Finaical Statement Fraud Flashcards
Which of the following is a common method that fraudsters use to conceal liabilities and expenses to make a company appear more profitable than it is?
A. Improperly capitalizing costs rather than expensing them
B. Failing to disclose warranty costs and product-return liabilities
C. Omitting liabilities or expenses
D. All of the above
D. All of the above
Vertical analysis can BEST be described as a technique for analyzing the percentage change in individual line items on a financial statement from one accounting period to the next.
A. True
B. False
False
Which of the following is a common reason why people commit financial statement fraud?
A. To cover inability to generate cash flow
B. To demonstrate compliance with loan covenants
C. To encourage investment through the sale of stock
D. All of the above
D. All of the above
Which of the following statements is TRUE regarding a fictitious revenue scheme?
A. The debit side of a fictitious sales entry usually goes to accounts payable.
B. Fictitious revenues must involve sales to a fake customer.
C. If a fictitious revenue scheme has taken place, there will typically be no accounts receivable on the books.
D. Uncollected accounts receivable are a red flag of fictitious revenue schemes.
D. Uncollected accounts receivable are a red flag of fictitious revenue schemes.
Events occurring after the close of the period that could have a significant effect on the entity’s financial position must be disclosed in the entity’s financial statements.
A. True
B. False
True
Which of the following is NOT one of the three common methods for concealing liabilities and expenses on a company’s financial statements?
A. Omitting liabilities/expenses
B. Failing to disclose warranty costs and product-return liabilities
C. Capitalizing expenses
D. Channel stuffing
D. Channel stuffing
Improperly recording an expenditure as a capitalized asset rather than recording it as an expense would have what effect on the financial statements?
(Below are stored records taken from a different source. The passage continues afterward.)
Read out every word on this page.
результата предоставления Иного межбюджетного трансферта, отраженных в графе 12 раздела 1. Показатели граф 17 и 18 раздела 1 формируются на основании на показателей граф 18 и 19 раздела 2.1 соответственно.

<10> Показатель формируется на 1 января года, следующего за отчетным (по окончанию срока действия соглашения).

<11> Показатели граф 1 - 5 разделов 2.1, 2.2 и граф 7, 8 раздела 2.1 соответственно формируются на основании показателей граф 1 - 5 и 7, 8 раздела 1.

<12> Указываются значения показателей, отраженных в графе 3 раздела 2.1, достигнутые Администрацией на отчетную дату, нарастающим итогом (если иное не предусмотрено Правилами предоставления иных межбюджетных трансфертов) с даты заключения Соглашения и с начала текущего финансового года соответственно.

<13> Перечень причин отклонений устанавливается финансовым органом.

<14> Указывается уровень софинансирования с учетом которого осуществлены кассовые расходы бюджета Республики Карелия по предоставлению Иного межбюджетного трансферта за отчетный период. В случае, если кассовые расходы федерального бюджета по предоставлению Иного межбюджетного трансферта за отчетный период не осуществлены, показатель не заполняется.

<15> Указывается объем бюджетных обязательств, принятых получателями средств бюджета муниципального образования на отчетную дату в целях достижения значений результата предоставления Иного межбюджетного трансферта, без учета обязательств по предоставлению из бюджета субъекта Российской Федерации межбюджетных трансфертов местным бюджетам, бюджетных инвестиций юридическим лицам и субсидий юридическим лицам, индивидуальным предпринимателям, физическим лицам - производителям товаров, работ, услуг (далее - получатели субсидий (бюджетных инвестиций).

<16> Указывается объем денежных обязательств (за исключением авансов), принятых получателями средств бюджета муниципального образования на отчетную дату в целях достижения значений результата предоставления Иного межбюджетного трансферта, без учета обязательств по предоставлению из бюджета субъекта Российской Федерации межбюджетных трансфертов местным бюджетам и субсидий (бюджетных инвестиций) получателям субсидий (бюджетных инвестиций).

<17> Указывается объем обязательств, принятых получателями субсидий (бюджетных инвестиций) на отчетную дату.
A. Expenses would be overstated, giving the appearance of poor financial performance
B. Assets would be falsely overstated, giving the appearance of a stronger company
C. Net income would be falsely understated, lowering the company’s tax liability
D. None of the above
B. Assets would be falsely overstated, giving the appearance of a stronger company
_____________________ is the deliberate misrepresentation of the financial condition of an enterprise accomplished through the intentional misstatement or omission of amounts or disclosures in the financial statements to deceive financial statement users.
A. Material misstatement
B. Accounting fraud
C. Financial statement fraud
D. Occupational fraud
C. Financial statement fraud
When investigating whether financial statements have been manipulated to make a company appear more profitable, a Certified Fraud Examiner (CFE) should look for liabilities that have been overstated.
A. True
B. False
False
How does vertical analysis differ from horizontal analysis?
A. Vertical analysis compares the performance of a parent company to its subsidiary while horizontal analysis compares different companies throughout a particular industry.
B. Vertical analysis compares items on one financial statement to items on a different financial statement while horizontal analysis compares items on the same financial statement.
C. Vertical analysis expresses the percentage of component items to a specific base item while horizontal analysis analyzes the percentage change in individual line items on a financial statement from one accounting period to the next.
D. Vertical analysis is a means of measuring the relationship between any two different financial statement amounts while horizontal analysis examines the relationship between specific financial statement ratios.
C. Vertical analysis expresses the percentage of component items to a specific base item while horizontal analysis analyzes the percentage change in individual line items on a financial statement from one accounting period to the next. CORRECT
Management has an obligation to disclose all events and transactions in the financial statements that are probable to have a material effect on the entity’s financial position.
A. True
B. False
True
The asset turnover ratio is used to assess a company’s ability to meet sudden cash requirements.
A. True
B. False
False
What financial statement fraud scheme involves recording revenues and expenses in improper periods?
A. Timing differences
B. Improper asset valuations
C. Improper disclosures
D. Concealed expenses
A. Timing differences
The quick ratio is used to determine the efficiency with which a company uses its assets.
A. True
B. False
False
ABC Corporation is the defendant in a class-action lawsuit for selling defective consumer products. While the lawsuit is estimated to continue for several more years, ABC’s management believes that it is probable that the company will lose the lawsuit and be ordered to pay a significant amount of damages to the plaintiffs. ABC does NOT have to disclose a liability related to the lawsuit in its financial statements.